In conclusion, the screening of antioxidant, content of total flavonoid and polyphenol compound and XOI activities was performed on hot water extracts of S. palmata root and aerial part. Total flavonoid and polyphenol compound contents of root hot water extract (RHW) were higher than aerial part hot water extract (APHW) and the antioxidant activity of RHW were higher than APHW except XOI activity at concentrations between 50∼500 μg/mL. XOI activity of all extract were over 95% and there was no significant difference at concentration of 1,000 μg/mL. This result shows that high content of phenolic compounds with the lowest IC50 value from DPPH free radical activity and nitrite scavenging ability. Thus this study suggests that the hot water extract of S. palmata root could be used as an effective antioxidant source for functional nutraceuticals, cosmetic and medicine.
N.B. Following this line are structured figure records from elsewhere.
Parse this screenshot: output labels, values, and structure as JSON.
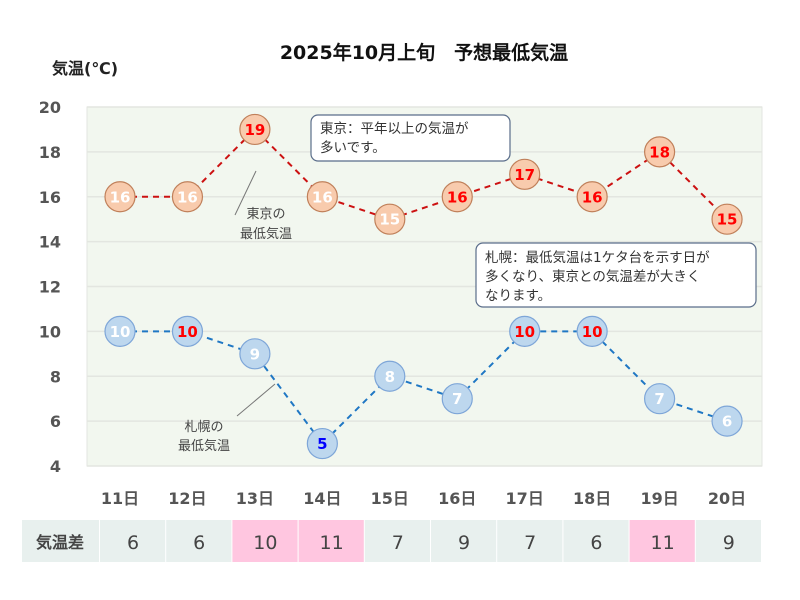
{
  "chart_data": {
    "type": "line",
    "title": "2025年10月上旬　予想最低気温",
    "ylabel": "気温(℃)",
    "xlabel": "",
    "ylim": [
      4,
      20
    ],
    "yticks": [
      "20",
      "18",
      "16",
      "14",
      "12",
      "10",
      "8",
      "6",
      "4"
    ],
    "ytick_values": [
      20,
      18,
      16,
      14,
      12,
      10,
      8,
      6,
      4
    ],
    "grid": true,
    "categories": [
      "11日",
      "12日",
      "13日",
      "14日",
      "15日",
      "16日",
      "17日",
      "18日",
      "19日",
      "20日"
    ],
    "series": [
      {
        "name": "東京の最低気温",
        "values": [
          16,
          16,
          19,
          16,
          15,
          16,
          17,
          16,
          18,
          15
        ],
        "label_colors": [
          "#ffffff",
          "#ffffff",
          "#ff0000",
          "#ffffff",
          "#ffffff",
          "#ff0000",
          "#ff0000",
          "#ff0000",
          "#ff0000",
          "#ff0000"
        ],
        "line_color": "#cc1111",
        "marker_fill": "#f8cbad",
        "marker_stroke": "#c0805a"
      },
      {
        "name": "札幌の最低気温",
        "values": [
          10,
          10,
          9,
          5,
          8,
          7,
          10,
          10,
          7,
          6
        ],
        "label_colors": [
          "#ffffff",
          "#ff0000",
          "#ffffff",
          "#0000ff",
          "#ffffff",
          "#ffffff",
          "#ff0000",
          "#ff0000",
          "#ffffff",
          "#ffffff"
        ],
        "line_color": "#1f77c4",
        "marker_fill": "#bdd7ee",
        "marker_stroke": "#7ea6d8"
      }
    ],
    "callouts": [
      {
        "lines": [
          "東京の",
          "最低気温"
        ],
        "series": "東京の最低気温"
      },
      {
        "lines": [
          "札幌の",
          "最低気温"
        ],
        "series": "札幌の最低気温"
      }
    ],
    "annotations": [
      {
        "lines": [
          "東京：平年以上の気温が",
          "多いです。"
        ]
      },
      {
        "lines": [
          "札幌：最低気温は1ケタ台を示す日が",
          "多くなり、東京との気温差が大きく",
          "なります。"
        ]
      }
    ],
    "plot_background": "#f2f7ef",
    "gridline_color": "#e3e6e0"
  },
  "diff_table": {
    "header": "気温差",
    "values": [
      "6",
      "6",
      "10",
      "11",
      "7",
      "9",
      "7",
      "6",
      "11",
      "9"
    ],
    "highlighted": [
      false,
      false,
      true,
      true,
      false,
      false,
      false,
      false,
      true,
      false
    ],
    "cell_color": "#e8f0ee",
    "highlight_color": "#ffc6e0"
  }
}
Further, more detailed work should be followed to isolate and identify the active ingredients with strong antioxidation ability in S. palmata.
요 약
본 연구는 식품, 화장품 및 의약품 소재로 활용 가능성에 대해 알아보고자 우산나물 뿌리와 지상부에 대한 항산화 활성을 측정하였다. 우산나물 뿌리 열수 추출물(RHW)은 4.58 mg/g의 플라보노이드와 59.11 mg/g의 폴리페놀 화합 물을 함유하였으며, 지상부 열수 추출물(APHW)은 각각 2.79 mg/g과 48.01 mg/g을 함유하였다. SOD 유사활성능은 RHW에서 23.74%, APHW는 21.61%를 나타내었다. 아질산 염 소거능은 2,000 μg/mL에서 RHW는 pH 1.2에서 63.06% 였으며, pH 3.0에서는 47.16%로 아질산염을 50% 소거하는 IC50은 ascorbic acid 99.93 ug/mL, RHW 1,150.85 μg/mL, 그리고 APHW에서는 1,610.25 μg/mL이었다. DPPH free radical 소거능에 대한 IC50은 RHW 99.87 μg/mL, APHW 118.29 μg/mL를 나타내었다. Xanthine oxidase에 대한 IC50 은 RHW에서 139.62 μg/mL였으며, APHW는 111.11 μg/mL 으로 xanthine oxidase 저해능은 우산나물 지상부의 열수 추출물인 APHW가 뿌리 열수 추출물인 RHW보다 좀더 낮은 농도에서 50%의 활성을 나타내었으나, 플라보노이드 와 폴리페놀 화합물 함량, SOD 유사활성, 아질산염 소거 및 DPPH free radical 소거능은 RHW가 APHW보다 높은 활성을 나타내었다. 이상의 결과 우산나물은 기능성 식품 과 화장품 그리고 의약품 개발을 위한 항산화 소재로 활용 할 수 있을 것으로 판단된다.